When my oldest brother was 10, he stood up in class one day and told the teacher she was wrong. When he refused to apologize, he was sent to the principal’s office. My mother was called in and told her usually polite and well-behaved son had been so rude and disrespectful to the teacher that he was going to be suspended.

After being told the story of what he had done, she promptly asked my brother why. He replied that the teacher had been going on about how Indians were all lazy and drunk. My mother was so filled with rage that she began to shake. She turned to the principal and gave him such a tongue lashing for allowing teachers to say such blatantly racist things that even a ten-year-old child knew were wrong, and how dare he threaten to suspend her son for standing up and speaking the truth.

It went further than that though, because it turned out that the school textbooks at the time were riddled with racist misinformation. My mother immediately took the matter up with the board of education and was responsible for having all the texts re-written. The year was 1976, in the predominantly white Anglo-Saxon suburb of Beaconsfield on the island of Montreal.

My brother knew the teacher was wrong because of me. Not because I had told him anything as such, however. When my parents adopted me they knew I was of native ancestry, so they made a point of educating us all about native people. Our home was filled with books, photos, sculptures and toys that portrayed natives and native culture in a very beautiful, positive light. In fact our bookshelves were lined with books about all visible minorities. As my parents were also foster parents, there were always children of all colours running around the house, who we considered our brothers and sisters for however long their stay was.

I had come into the picture not because my parents were looking to be heroes, villains or advocates of any cause, but rather simply because my parents had three sons and decided they wanted a girl to make the family complete. At the time, I was the one available for adoption. I doubt my parents knew what they were taking on when they adopted me. Besides the fact that I was a handful, (even on the way home from Winnipeg I was causing such a fuss in the arms of my mother that I accidentally ripped the earring from her ear, causing much bloodshed and pain) their adopting me did cause somewhat of an uproar in the community.

In the beginning they had to deal with the many stares from curious onlookers and the looks of confusion when they introduced me as their daughter, so many explanations of me being adopted. They got sick of the sneers and disapproving looks from the uppity adults who couldn’t understand why such a fine “white” family would want to adopt an “Indian” as their own.

Some people may say that what makes a family a family has everything to do with the shared blood that runs through the veins, rather than their shared history and shared experiences. Many people will look at two people of different skin tones or hair colour or eye colour or anything minute like that and deny that they could be related, not “really” related. Yet how many people will say they are family and then turn around and either figuratively or even literally stab a family member in the back, or turn their back on them in times of need and deny their existence? How many people who claim to be family have no love, loyalty or respect for each other?

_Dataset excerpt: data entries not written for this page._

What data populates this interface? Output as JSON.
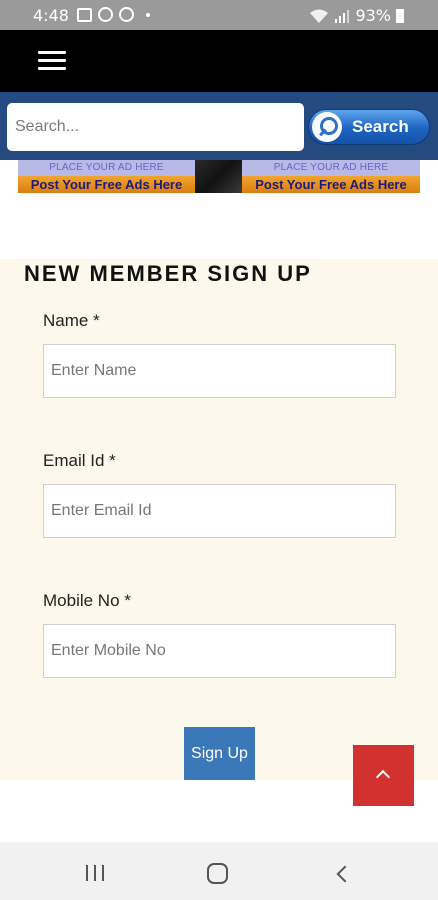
{
  "status_bar": {
    "time": "4:48",
    "battery": "93%",
    "icons": [
      "image-icon",
      "whatsapp-icon",
      "whatsapp-icon",
      "dot-icon",
      "wifi-icon",
      "signal-icon",
      "battery-icon"
    ]
  },
  "header": {
    "menu_icon": "hamburger-menu-icon"
  },
  "search": {
    "placeholder": "Search...",
    "value": "",
    "button_label": "Search",
    "bar_color": "#254a80"
  },
  "ad_banner": {
    "top_text_left": "PLACE YOUR AD HERE",
    "bottom_text_left": "Post Your Free Ads Here",
    "top_text_right": "PLACE YOUR AD HERE",
    "bottom_text_right": "Post Your Free Ads Here"
  },
  "form": {
    "title": "NEW MEMBER SIGN UP",
    "fields": [
      {
        "label": "Name *",
        "placeholder": "Enter Name",
        "value": ""
      },
      {
        "label": "Email Id *",
        "placeholder": "Enter Email Id",
        "value": ""
      },
      {
        "label": "Mobile No *",
        "placeholder": "Enter Mobile No",
        "value": ""
      }
    ],
    "submit_label": "Sign Up",
    "panel_color": "#fcf8ec",
    "button_color": "#3a78b8"
  },
  "scroll_top": {
    "icon": "chevron-up-icon",
    "color": "#d3312f"
  },
  "nav_bar": {
    "icons": [
      "recent-apps-icon",
      "home-icon",
      "back-icon"
    ]
  }
}
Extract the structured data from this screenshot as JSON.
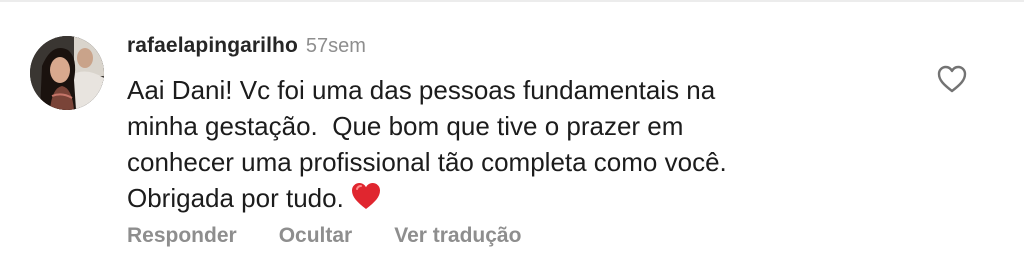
{
  "comment": {
    "username": "rafaelapingarilho",
    "timestamp": "57sem",
    "text": "Aai Dani! Vc foi uma das pessoas fundamentais na\nminha gestação.  Que bom que tive o prazer em\nconhecer uma profissional tão completa como você.\nObrigada por tudo.",
    "emoji_icon": "red-heart-icon",
    "like_icon": "heart-outline-icon",
    "actions": {
      "reply": "Responder",
      "hide": "Ocultar",
      "translate": "Ver tradução"
    }
  },
  "colors": {
    "username": "#262626",
    "secondary": "#8e8e8e",
    "text": "#1c1c1c",
    "heart_emoji": "#e0262f"
  }
}
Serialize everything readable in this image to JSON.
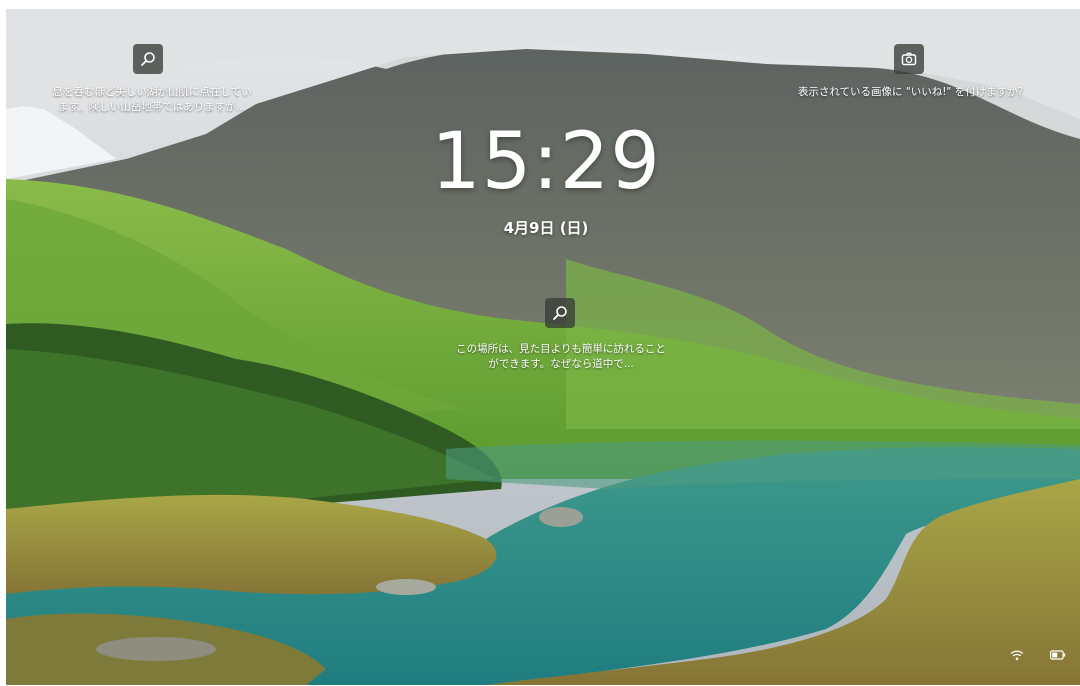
{
  "lock_screen": {
    "time": "15:29",
    "date": "4月9日 (日)"
  },
  "hotspots": {
    "left": {
      "icon": "search-icon",
      "text": "息を呑むほど美しい湖が山肌に点在してい\nます。険しい山岳地帯ではありますが..."
    },
    "right": {
      "icon": "camera-icon",
      "text": "表示されている画像に \"いいね!\" を付けますか?"
    },
    "center": {
      "icon": "search-icon",
      "text": "この場所は、見た目よりも簡単に訪れること\nができます。なぜなら道中で..."
    }
  },
  "system_tray": {
    "icons": [
      "wifi-icon",
      "battery-icon"
    ]
  },
  "colors": {
    "icon_box": "#373c37",
    "text": "#ffffff",
    "lake": "#2d8c86",
    "grass": "#7bb247"
  }
}
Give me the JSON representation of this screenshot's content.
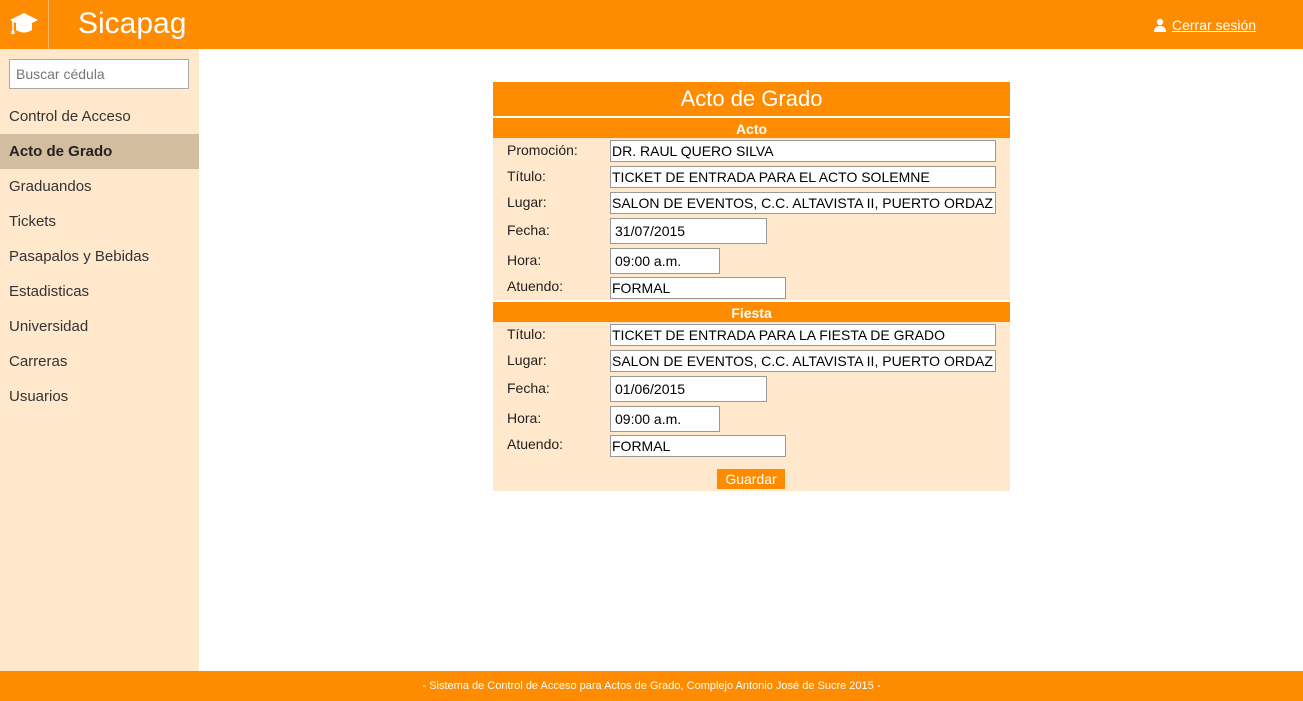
{
  "header": {
    "app_title": "Sicapag",
    "logo_icon": "graduation-cap-icon",
    "logout_label": "Cerrar sesión",
    "logout_icon": "user-icon"
  },
  "sidebar": {
    "search_placeholder": "Buscar cédula",
    "items": [
      {
        "label": "Control de Acceso"
      },
      {
        "label": "Acto de Grado",
        "active": true
      },
      {
        "label": "Graduandos"
      },
      {
        "label": "Tickets"
      },
      {
        "label": "Pasapalos y Bebidas"
      },
      {
        "label": "Estadisticas"
      },
      {
        "label": "Universidad"
      },
      {
        "label": "Carreras"
      },
      {
        "label": "Usuarios"
      }
    ]
  },
  "form": {
    "title": "Acto de Grado",
    "acto": {
      "header": "Acto",
      "promocion_label": "Promoción:",
      "promocion_value": "DR. RAUL QUERO SILVA",
      "titulo_label": "Título:",
      "titulo_value": "TICKET DE ENTRADA PARA EL ACTO SOLEMNE",
      "lugar_label": "Lugar:",
      "lugar_value": "SALON DE EVENTOS, C.C. ALTAVISTA II, PUERTO ORDAZ",
      "fecha_label": "Fecha:",
      "fecha_value": "31/07/2015",
      "hora_label": "Hora:",
      "hora_value": "09:00 a.m.",
      "atuendo_label": "Atuendo:",
      "atuendo_value": "FORMAL"
    },
    "fiesta": {
      "header": "Fiesta",
      "titulo_label": "Título:",
      "titulo_value": "TICKET DE ENTRADA PARA LA FIESTA DE GRADO",
      "lugar_label": "Lugar:",
      "lugar_value": "SALON DE EVENTOS, C.C. ALTAVISTA II, PUERTO ORDAZ",
      "fecha_label": "Fecha:",
      "fecha_value": "01/06/2015",
      "hora_label": "Hora:",
      "hora_value": "09:00 a.m.",
      "atuendo_label": "Atuendo:",
      "atuendo_value": "FORMAL"
    },
    "save_label": "Guardar"
  },
  "footer": {
    "text": "- Sistema de Control de Acceso para Actos de Grado, Complejo Antonio José de Sucre 2015 -"
  },
  "colors": {
    "accent": "#ff8c00",
    "panel_bg": "#ffe8cc",
    "active_nav": "#d3bd9f"
  }
}
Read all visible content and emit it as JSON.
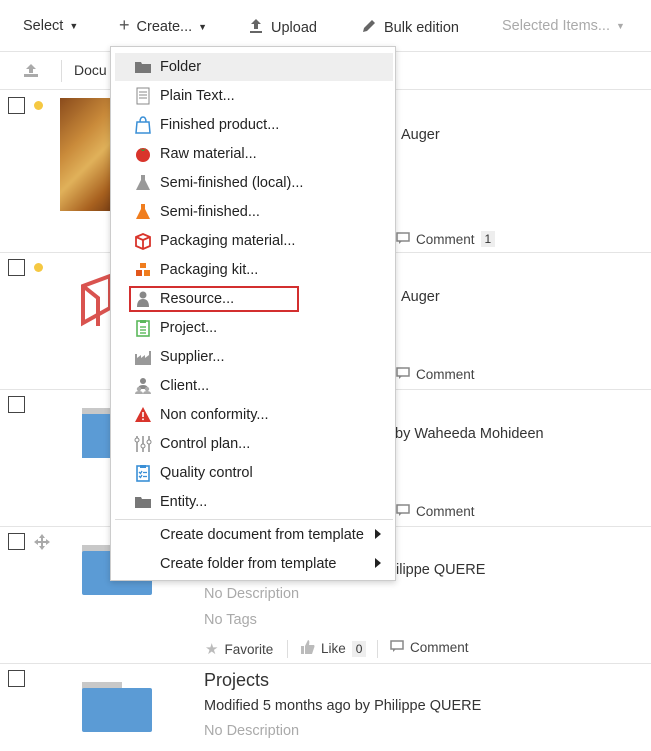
{
  "toolbar": {
    "select_label": "Select",
    "create_label": "Create...",
    "upload_label": "Upload",
    "bulk_label": "Bulk edition",
    "selected_items_label": "Selected Items..."
  },
  "subheader": {
    "column_label": "Docu"
  },
  "rows": [
    {
      "author_fragment": "Auger",
      "comment_label": "Comment",
      "comment_count": "1"
    },
    {
      "author_fragment": "Auger",
      "comment_label": "Comment"
    },
    {
      "author_fragment": "by Waheeda Mohideen",
      "comment_label": "Comment"
    },
    {
      "author_fragment": "ilippe QUERE",
      "description": "No Description",
      "tags": "No Tags",
      "favorite_label": "Favorite",
      "like_label": "Like",
      "like_count": "0",
      "comment_label": "Comment"
    },
    {
      "title": "Projects",
      "modified": "Modified 5 months ago by Philippe QUERE",
      "description": "No Description"
    }
  ],
  "create_menu": {
    "items": [
      {
        "label": "Folder",
        "icon": "folder-icon"
      },
      {
        "label": "Plain Text...",
        "icon": "text-document-icon"
      },
      {
        "label": "Finished product...",
        "icon": "shopping-bag-icon"
      },
      {
        "label": "Raw material...",
        "icon": "tomato-icon"
      },
      {
        "label": "Semi-finished (local)...",
        "icon": "flask-grey-icon"
      },
      {
        "label": "Semi-finished...",
        "icon": "flask-orange-icon"
      },
      {
        "label": "Packaging material...",
        "icon": "box-icon"
      },
      {
        "label": "Packaging kit...",
        "icon": "stacked-boxes-icon"
      },
      {
        "label": "Resource...",
        "icon": "person-icon"
      },
      {
        "label": "Project...",
        "icon": "clipboard-icon"
      },
      {
        "label": "Supplier...",
        "icon": "factory-icon"
      },
      {
        "label": "Client...",
        "icon": "people-icon"
      },
      {
        "label": "Non conformity...",
        "icon": "warning-icon"
      },
      {
        "label": "Control plan...",
        "icon": "sliders-icon"
      },
      {
        "label": "Quality control",
        "icon": "checklist-icon"
      },
      {
        "label": "Entity...",
        "icon": "folder-icon"
      }
    ],
    "template_items": [
      {
        "label": "Create document from template"
      },
      {
        "label": "Create folder from template"
      }
    ]
  },
  "colors": {
    "folder_blue": "#5b9bd5",
    "highlight_box": "#d32f2f",
    "status_dot": "#f5c842"
  }
}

The fact that I was of native ancestry never made a difference or caused great distress to anyone in our extended family. I never once had the sense that I wasn’t just like any other member of the family. Even my nanny, who is technically my stepmother’s mother and only became my grandmother when I was 14, is slightly offended if I don’t mention her as a family member when relating any information about my family. To my brothers I have always been the younger brat of a sister and you can quote them on that, running around thinking I was a little white boy just like them. My oldest brother to this day always refers to anyone in the family as “blood,” despite the fact that he too was adopted! And of course, you couldn’t convince my parents or me for that matter, that they are not as “real” as any other parents.

My parents and many others like them, were pioneers, flinging in the face of all doubters that a family was only a family based on the DNA that was shared by all. Not only did they show that cross-cultural adoptions worked and were good, they inadvertently took on the task of educating everyone about native people. In a sense my parents were responsible for bringing a part of native reality to a corner of the world that was content to be ignorant and believe the negative stereotypes at the time. My parents gave my brothers and I one of the greatest gifts that any parent can give their children, which is unconditional love and respect for all people regardless of ‘race’, religion and gender. They also gave us the courage to speak out. My brother was only ten when he put those teachings into action and I can only conclude that we are all the better for it.